Лиля домой пришла и долго перед зеркалом стояла. В ужасе. Словно впервые увидев эту толстую тётку с одутловатым серым лицом, короткой морщинистой шеей, покрасневшим расплывшимся носиком… Лиля располнела, живот выпер, лицо квадратно обрюзгло, руки опухать стали. И Афродитой уж никто не звал. От былой красоты одни глаза остались, прежние — прекрасные, зелёные, с золотой искоркой.
А в восемь лет у Костика опухоль мозга обнаружили. Злокачественную. Костик почти год в больнице — химия, капельницы, облучение… Лысенький тощенький котёнок, глаза потемневшие большие и терпеливая ангельская улыбка… Даже привычные медсёстры другой раз плакали… С ним то Лерка, то дети её по очереди. С Леркиным мальчиком Серёжей Костик очень дружен был, и Серёжа его младшим братом считал, жалел очень. Лиля редко приходила, всё как-то сил не было — горе-то какое! Плачет, плачет целый день.
Седьмого марта Костик впал в кому. Вызвали Лиличку. День она возле Костика просидела, а вечером всё же тайком в магазинчик сбегала и всю ночь крепко спала.
Восьмого марта Лиличка снова плакала и за руки врача хватала: «Ведь он не умрёт сегодня?! Не может он так со мной поступить — на всю жизнь праздника лишить.»
Врач успокаивал, деликатно, но брезгливо Лиличку с себя стряхивал и в ординаторской запирался.
Девятого утром Костик умер.
Прошёл год.
Спросили бы Лиличку — как был прожит этот год, она бы и сказать ничего не смогла: как камень, как во сне, как под наркозом, в мутной тягостной, обманчивой дымке водочных паров, ни дней, ни времён года не замечая… Лерка отступилась и больше не приходила, устав орать и уговаривать, жалеть и тащить на себе.
Седьмого марта в отделе отмечали праздник.
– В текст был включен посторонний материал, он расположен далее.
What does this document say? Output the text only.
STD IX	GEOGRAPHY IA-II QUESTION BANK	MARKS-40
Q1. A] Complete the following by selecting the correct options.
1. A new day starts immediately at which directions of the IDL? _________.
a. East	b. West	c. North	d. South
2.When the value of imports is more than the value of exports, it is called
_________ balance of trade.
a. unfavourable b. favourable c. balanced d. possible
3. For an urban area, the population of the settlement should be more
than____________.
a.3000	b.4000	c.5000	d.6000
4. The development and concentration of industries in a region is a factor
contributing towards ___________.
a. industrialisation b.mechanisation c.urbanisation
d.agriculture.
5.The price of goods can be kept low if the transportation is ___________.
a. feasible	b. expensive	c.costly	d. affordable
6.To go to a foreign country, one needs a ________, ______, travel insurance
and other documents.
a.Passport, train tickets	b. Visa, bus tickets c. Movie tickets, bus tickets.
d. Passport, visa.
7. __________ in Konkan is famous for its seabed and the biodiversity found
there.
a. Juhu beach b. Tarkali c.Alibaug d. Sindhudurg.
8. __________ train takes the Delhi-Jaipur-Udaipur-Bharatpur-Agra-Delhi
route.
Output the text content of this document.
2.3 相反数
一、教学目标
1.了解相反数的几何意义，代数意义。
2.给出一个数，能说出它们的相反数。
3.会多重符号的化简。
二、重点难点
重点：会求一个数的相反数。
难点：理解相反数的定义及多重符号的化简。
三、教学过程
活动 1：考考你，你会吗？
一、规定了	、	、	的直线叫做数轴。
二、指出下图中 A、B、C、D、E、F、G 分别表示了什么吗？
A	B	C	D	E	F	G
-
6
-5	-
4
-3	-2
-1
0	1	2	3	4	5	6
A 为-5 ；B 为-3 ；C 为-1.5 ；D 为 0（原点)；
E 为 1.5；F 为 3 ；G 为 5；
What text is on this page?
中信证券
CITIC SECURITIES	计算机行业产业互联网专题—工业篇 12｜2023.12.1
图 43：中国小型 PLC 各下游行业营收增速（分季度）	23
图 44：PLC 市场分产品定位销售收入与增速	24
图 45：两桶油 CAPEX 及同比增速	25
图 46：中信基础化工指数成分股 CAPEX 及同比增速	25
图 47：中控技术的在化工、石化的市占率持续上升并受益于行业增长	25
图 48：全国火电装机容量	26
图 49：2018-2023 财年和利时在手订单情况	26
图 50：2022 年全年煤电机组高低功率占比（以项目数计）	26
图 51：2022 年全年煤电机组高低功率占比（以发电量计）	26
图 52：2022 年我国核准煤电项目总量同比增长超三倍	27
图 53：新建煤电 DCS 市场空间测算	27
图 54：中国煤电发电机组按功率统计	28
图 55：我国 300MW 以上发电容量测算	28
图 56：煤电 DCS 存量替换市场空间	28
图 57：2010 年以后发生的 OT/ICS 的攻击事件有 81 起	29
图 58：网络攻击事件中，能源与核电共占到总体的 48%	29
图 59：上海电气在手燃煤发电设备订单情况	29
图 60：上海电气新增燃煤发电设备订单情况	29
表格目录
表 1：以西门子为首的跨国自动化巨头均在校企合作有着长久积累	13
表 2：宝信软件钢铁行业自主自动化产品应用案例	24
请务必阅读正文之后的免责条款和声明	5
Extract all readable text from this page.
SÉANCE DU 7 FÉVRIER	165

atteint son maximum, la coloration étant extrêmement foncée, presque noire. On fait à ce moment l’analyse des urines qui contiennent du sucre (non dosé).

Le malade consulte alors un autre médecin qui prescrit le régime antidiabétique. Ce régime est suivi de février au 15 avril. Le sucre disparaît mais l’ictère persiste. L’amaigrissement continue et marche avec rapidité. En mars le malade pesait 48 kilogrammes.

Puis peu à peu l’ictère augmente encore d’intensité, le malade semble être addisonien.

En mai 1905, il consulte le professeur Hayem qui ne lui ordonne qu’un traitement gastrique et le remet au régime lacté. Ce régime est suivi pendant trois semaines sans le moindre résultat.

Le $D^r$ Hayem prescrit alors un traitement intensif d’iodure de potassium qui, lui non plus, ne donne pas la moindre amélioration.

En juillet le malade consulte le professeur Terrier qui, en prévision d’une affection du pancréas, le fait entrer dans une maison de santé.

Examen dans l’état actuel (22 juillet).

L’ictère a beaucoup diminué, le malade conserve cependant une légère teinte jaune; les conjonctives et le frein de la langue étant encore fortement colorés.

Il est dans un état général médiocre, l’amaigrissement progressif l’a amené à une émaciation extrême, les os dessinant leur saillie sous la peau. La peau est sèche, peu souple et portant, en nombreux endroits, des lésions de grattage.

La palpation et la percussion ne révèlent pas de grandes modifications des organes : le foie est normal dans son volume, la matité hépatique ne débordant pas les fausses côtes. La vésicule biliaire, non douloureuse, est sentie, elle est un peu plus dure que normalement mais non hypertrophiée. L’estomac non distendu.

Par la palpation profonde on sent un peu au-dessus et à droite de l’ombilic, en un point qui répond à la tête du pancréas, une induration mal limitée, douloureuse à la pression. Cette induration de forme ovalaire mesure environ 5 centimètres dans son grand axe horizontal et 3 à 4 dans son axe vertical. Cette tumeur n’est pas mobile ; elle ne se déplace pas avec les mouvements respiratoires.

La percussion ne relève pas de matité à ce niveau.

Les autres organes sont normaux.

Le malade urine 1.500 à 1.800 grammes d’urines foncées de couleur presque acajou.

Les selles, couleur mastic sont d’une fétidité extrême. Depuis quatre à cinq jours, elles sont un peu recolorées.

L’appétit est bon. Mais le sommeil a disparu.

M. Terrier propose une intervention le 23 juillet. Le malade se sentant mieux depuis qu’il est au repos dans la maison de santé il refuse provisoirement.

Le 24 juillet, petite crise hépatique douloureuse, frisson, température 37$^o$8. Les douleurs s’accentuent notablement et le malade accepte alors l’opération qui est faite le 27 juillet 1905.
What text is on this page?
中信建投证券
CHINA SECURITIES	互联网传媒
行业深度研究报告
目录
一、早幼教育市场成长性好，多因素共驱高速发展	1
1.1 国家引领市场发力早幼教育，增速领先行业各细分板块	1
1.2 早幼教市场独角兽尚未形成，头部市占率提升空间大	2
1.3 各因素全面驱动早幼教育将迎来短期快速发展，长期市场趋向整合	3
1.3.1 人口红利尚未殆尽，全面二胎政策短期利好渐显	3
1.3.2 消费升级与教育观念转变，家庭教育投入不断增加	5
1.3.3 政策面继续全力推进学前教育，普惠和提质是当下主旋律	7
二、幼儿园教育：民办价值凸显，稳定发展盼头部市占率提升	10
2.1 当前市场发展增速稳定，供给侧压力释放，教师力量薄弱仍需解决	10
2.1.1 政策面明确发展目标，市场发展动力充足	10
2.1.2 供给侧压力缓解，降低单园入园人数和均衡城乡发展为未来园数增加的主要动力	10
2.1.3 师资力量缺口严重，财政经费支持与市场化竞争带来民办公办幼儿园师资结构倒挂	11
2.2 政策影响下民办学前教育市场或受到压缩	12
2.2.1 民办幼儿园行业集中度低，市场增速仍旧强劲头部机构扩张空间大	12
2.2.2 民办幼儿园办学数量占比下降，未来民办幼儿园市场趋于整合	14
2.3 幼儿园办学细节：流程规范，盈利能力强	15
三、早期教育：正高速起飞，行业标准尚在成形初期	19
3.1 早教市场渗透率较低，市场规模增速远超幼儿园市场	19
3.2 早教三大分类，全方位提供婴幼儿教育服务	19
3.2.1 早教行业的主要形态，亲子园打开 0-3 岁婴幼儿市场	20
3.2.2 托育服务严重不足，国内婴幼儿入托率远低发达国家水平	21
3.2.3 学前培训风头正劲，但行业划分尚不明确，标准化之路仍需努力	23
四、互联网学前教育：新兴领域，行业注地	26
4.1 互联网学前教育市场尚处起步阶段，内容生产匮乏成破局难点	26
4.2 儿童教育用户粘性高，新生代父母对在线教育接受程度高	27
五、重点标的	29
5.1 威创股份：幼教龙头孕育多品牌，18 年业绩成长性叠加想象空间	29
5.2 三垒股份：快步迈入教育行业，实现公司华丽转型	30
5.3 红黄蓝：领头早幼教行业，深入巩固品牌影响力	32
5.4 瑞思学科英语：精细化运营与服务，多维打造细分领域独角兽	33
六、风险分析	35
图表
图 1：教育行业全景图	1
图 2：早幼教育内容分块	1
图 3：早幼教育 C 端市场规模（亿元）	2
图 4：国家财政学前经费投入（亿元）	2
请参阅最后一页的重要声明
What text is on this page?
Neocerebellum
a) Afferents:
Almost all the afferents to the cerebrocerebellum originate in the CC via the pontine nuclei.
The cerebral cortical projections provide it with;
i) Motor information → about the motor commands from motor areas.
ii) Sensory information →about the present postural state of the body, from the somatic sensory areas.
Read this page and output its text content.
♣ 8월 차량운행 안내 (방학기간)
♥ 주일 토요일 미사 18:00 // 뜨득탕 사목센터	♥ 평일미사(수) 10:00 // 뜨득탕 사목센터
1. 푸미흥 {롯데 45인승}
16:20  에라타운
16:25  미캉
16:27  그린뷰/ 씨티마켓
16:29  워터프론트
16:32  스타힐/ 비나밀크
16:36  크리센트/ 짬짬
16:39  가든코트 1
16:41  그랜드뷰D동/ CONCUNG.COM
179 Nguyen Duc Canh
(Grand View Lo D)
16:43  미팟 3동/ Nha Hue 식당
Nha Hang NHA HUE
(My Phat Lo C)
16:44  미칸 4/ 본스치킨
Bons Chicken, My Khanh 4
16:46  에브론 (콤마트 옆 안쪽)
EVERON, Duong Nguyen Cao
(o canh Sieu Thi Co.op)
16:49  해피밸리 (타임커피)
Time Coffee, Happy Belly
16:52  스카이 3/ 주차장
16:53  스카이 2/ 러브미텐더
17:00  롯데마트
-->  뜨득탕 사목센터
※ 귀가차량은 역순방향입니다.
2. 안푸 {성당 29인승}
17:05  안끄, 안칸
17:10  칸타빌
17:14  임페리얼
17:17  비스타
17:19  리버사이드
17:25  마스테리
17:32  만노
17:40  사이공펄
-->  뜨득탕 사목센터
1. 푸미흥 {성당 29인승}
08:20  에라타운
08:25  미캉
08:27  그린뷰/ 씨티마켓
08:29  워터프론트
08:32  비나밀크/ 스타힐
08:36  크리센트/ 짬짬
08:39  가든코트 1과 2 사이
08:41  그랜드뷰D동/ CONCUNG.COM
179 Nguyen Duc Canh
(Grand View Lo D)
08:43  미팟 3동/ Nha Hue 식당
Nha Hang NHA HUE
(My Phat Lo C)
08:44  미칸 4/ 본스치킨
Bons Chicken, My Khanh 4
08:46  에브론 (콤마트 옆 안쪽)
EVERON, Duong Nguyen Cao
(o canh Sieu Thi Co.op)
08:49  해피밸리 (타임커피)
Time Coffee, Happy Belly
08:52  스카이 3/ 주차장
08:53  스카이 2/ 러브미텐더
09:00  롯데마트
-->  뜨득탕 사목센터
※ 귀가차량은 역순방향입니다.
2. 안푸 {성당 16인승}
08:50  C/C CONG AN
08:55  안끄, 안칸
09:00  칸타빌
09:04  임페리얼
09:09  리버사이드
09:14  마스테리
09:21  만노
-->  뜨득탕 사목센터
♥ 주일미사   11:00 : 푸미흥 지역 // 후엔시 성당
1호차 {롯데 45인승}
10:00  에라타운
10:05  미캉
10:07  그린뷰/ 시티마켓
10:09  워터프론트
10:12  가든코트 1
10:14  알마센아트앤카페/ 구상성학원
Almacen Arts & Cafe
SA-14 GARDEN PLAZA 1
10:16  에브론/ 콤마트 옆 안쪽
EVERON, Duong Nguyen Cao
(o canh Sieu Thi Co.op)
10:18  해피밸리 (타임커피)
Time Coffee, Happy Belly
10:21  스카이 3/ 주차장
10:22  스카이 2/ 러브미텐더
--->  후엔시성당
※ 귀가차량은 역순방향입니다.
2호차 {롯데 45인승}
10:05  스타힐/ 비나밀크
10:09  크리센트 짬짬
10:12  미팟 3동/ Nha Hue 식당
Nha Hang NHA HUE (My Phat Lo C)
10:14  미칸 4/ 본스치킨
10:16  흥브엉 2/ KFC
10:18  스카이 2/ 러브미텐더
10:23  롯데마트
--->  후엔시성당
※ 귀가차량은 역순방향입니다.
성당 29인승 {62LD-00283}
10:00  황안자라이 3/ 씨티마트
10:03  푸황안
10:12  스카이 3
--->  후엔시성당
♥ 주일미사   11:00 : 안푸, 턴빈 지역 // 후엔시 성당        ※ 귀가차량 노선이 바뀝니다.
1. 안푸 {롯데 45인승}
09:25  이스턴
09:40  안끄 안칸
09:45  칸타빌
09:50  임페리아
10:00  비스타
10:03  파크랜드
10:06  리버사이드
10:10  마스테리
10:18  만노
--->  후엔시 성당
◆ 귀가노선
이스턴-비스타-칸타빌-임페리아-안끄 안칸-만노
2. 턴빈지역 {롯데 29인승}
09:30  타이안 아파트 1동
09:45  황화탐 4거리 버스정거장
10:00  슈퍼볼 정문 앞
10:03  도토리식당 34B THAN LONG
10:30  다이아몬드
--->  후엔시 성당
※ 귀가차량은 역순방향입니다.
Лиля всем настроение испортила: сразу напилась и всё плакала и бормотала — какой Костик хороший мальчик был… (Как же не вспомнить — ведь девятого годовщина). А уж как она его любила, как в больницу каждый день бегала, конфеты носила — Костик сладкое любил… А как он маму уважал: ведь дотянул — не восьмого, девятого умер, праздника не испортил… Славный, славный мальчик!.
Лиля сидела остекленевшая, судорожно, до побелевших пальцев сжав в руке стаканчик водки. Еле ей пальцы разжали, стакан вынули, старенькое пальтишко помогли надеть и на голову кривенько папину пыжиковую шапку.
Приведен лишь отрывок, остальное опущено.